By ,
Published November 25, 2016
After getting flack for Bud Light’s #UpForWhatever marketing campaign, in which the beer maker was accused condoning sexual assault, Anheuser-Busch InBev is looking to appeal to more female drinkers.
“Objectification of women is going away,” Jorn Socquet, AB InBev’s vice president of marketing for the U.S.told Bloomberg.
The company didn't give specifics but did say changes will be reflected in a new Super Bowl ad that will have a positive uplifting message about uniting different people-- with a nod toward empowering women.
According to Bloomberg, the new campaign will look at "how people come together... drinking Bud Light and when people come together you can solve some of the world’s toughest problems. And one of those tough problems is the issue of unequal pay.”
Women now account for about 25 percent of the $100 billion plus U.S. beer market. And according to the Brewers’ Association, female drinkers account for one in three craft beer drinkers in the fast growing market bigger brewers are looking to co-opt.
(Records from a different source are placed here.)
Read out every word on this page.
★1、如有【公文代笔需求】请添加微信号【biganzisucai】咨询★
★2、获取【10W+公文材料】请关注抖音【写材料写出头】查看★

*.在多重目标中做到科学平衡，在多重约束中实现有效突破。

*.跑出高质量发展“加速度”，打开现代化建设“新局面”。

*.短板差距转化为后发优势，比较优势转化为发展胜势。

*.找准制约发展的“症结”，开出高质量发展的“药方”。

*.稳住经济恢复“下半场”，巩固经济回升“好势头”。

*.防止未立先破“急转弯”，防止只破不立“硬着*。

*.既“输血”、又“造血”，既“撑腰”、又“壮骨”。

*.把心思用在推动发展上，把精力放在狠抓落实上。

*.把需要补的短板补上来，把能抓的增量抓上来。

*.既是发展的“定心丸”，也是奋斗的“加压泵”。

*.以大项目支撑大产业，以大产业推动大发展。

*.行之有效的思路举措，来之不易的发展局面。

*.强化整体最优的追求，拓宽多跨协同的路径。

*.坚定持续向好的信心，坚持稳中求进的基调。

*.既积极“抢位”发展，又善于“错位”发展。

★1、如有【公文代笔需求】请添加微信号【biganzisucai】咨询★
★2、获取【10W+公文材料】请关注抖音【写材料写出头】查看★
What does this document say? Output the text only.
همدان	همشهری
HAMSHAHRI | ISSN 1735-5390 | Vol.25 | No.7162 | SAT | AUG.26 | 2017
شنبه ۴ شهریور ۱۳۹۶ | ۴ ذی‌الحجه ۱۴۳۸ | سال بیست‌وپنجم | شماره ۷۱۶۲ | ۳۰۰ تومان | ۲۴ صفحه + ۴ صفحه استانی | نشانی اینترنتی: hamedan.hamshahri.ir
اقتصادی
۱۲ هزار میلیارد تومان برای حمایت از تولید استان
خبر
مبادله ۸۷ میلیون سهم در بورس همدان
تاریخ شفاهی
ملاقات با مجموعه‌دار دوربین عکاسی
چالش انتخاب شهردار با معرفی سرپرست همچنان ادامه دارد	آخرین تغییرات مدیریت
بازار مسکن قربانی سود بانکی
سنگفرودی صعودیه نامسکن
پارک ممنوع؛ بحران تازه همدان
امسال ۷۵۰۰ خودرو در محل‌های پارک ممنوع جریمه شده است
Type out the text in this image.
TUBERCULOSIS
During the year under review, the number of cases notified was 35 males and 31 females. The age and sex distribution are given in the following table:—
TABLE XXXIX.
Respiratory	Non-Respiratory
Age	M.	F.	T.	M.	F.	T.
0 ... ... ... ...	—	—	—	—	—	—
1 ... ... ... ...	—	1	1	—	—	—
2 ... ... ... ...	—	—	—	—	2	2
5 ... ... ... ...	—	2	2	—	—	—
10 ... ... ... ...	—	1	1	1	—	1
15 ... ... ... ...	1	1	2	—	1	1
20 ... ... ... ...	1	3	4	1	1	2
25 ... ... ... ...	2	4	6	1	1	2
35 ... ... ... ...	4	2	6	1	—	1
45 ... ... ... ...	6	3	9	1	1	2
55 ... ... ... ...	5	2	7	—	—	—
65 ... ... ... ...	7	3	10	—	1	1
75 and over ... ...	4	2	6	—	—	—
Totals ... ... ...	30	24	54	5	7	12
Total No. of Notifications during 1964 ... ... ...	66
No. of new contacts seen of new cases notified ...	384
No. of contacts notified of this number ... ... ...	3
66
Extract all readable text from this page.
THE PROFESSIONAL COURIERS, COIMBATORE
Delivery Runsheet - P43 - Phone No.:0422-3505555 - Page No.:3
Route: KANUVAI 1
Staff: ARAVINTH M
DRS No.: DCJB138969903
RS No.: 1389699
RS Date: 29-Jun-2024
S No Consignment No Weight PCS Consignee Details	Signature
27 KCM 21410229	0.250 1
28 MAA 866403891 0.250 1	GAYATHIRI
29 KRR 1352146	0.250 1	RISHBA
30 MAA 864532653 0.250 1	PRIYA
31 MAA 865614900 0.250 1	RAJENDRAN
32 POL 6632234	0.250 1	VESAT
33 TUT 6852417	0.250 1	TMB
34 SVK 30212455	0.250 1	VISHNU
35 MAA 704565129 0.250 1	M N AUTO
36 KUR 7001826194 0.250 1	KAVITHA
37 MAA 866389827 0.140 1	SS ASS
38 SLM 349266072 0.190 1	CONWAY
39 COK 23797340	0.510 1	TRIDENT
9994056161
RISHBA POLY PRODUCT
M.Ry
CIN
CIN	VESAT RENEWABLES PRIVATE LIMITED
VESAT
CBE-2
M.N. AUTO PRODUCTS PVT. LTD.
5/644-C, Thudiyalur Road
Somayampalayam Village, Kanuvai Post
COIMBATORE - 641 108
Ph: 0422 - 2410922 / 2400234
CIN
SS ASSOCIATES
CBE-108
Anheuser-Busch competitor MillerCoors is also looking to reposition itself as a gender neutral product. According to Bloomberg, Miller execs say getting more women to buy beer is “key to regaining the 10 percent share of the market that beer has lost to wine and hard liquor over the last decade.” In a push to bring more women into the Miller family, the company is launching a line of fruity malt beverages-- Henry’s Hard Sodas in orange and ginger-ale—in January.
Together, AB InBev and MillerCoors sell 72 percent of the beer in the U.S.
But experts say the battle for female dollars in the beer market won’t be won so easily.
“It’s been an age-old challenge to try to get women to drink beer, so it’s a tough road to plow,” Allen Adamson, former chairman of branding firm Landor Associates, told Bloomberg. “After years of being very sexist and very male focused, now to say, ‘Forget all that!’ It’s going to take them time to dig themselves out of this corner they’ve painted themselves into.”
But Budweiser has been experimenting with a more gender neutral approach for the past few years. The popular puppy ads have received tens of millions of YouTube views since their original airing. However, Socquet is quick to point out that all the gender-neutral cuteness isn’t good enough unless it moves product.
“We’ve done the puppy commercials on the Super Bowl for the last three years and everybody loves them. They have zero impact on beer sales,” he said. Socquet has since confirmed that 2016’s Super Bowl ads will not reprise the “Lost Dog” storyline from last year.